President Obama's Drone Strikes May Kill Terrorists But They Won't Defeat Al Qaeda's Ideology

Impact

It has been a busy few weeks for the United States’ drone program. After a strike hiatus from the end of March to late May, drones resumed their positions over the skies in Pakistan, targeting militants operating predominantly in North Waziristan. 

On June 4, a drone targeted and killed Al-Qaeda’s second-in-command, Abu Yahya al-Libi. Two days later, Secretary of Defense Leon Panetta, speaking from New Delhi, India, told reporters that the U.S. was at war in Pakistan, with drones figuring as the weapon du jour.

Meanwhile, as the Obama Administration has intensified the drone campaign in Yemen, the report in The New York Times of his “kill list” further shone the spotlight on a program that just a year ago was rarely discussed in the mainstream press and barely acknowledged by the administration itself. The allegedly top-secret program is now so open to general public scrutiny that the Pew Research Center thought it worthy of its own opinion poll.

I’ve written quite a bit about drones on PolicyMic, usually favorably. I’m not opposed to a public discussion about their usage, their benefits and decided drawbacks. But I have found in both the criticism of the drone campaign, and in my defense of it, an inherent problem with the overall debate. Ultimately, public queasiness over the tactic is masking what should be unease over the broader strategic failure.

We should be less concerned with the weapon we deploy in counterterrorism than with the reality that eleven years after 9/11, and closer to twenty since Al-Qaeda’s inception, the U.S. remains incapable of tackling Al-Qaeda’s ideology. I defend the drone campaign because it has proven to be an effective counterterrorism tactic, but it is not a long-term sound strategy.

The drone is the latest, and frankly the best, counterterrorism hardware we have employed to keep militants at bay. But the so-called “War on Terror” has never addressed what continues to draw young Muslims to an organization that is entirely anathema to Islam itself. And no, there would not be a sudden drop in Al-Qaeda affiliated membership if the U.S. quit using drones entirely.

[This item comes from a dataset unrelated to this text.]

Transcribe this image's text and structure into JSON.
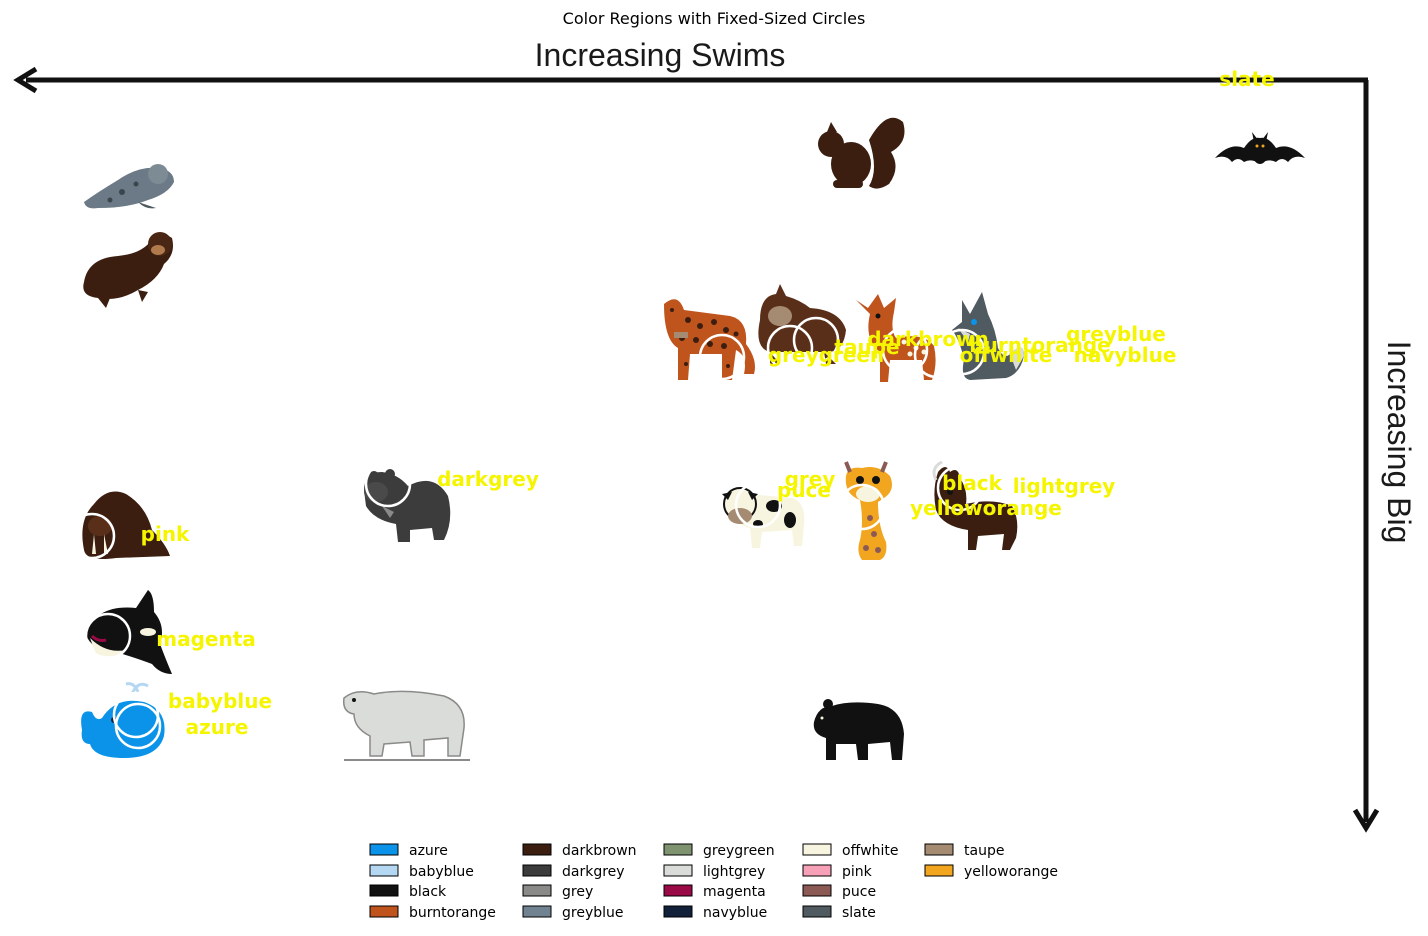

Bill Roggio at Long War Journal, which offers the best coverage of the drone campaign than any other news site, said it best when he told The New York Times following al-Libi’s death last week that the drones offer an appealing, albeit short-term tactic in confronting Al-Qaeda militants. But he cautioned, “until we tackle Al-Qaeda’s ideology, state support and ability to exploit ungoverned space in countries like Pakistan, Somalia and Yemen, you’re not going to defeat the organization.”

The “keep them looking up” approach to counterterrorism has dismantled Al-Qaeda’s central leadership in Pakistan, and with the death of al-Libi, severely hampered its ability to communicate with its regional affiliates. It has been a robust approach, one for which the Obama administration should be commended.

But strategically, employing drones against Al-Qaeda militants, whether it is in Pakistan, Yemen, Somalia or Iraq, is like attacking a beehive, to borrow a phrase from the Brooking Institute’s Bruce Reidel. Drones are great at taking out one bee at a time, but the problem is the hive always creates more bees.

Admittedly, I, nor seemingly anyone else in the U.S.' foreign policy and national security arena, have a particularly good solution as to how to confront Al-Qaeda’s ideology. I always argue that the U.S. can never over-invest in human intelligence, but humint is a severe challenge in and of itself.

So we are left with the drone for the time being, and in terms of removing one militant at a time, they are getting the job done. But if this country thought it was ever possible to defeat Al-Qaeda entirely, it certainly won’t come via the drone, no matter how many Hellfire missiles we strap to the wings.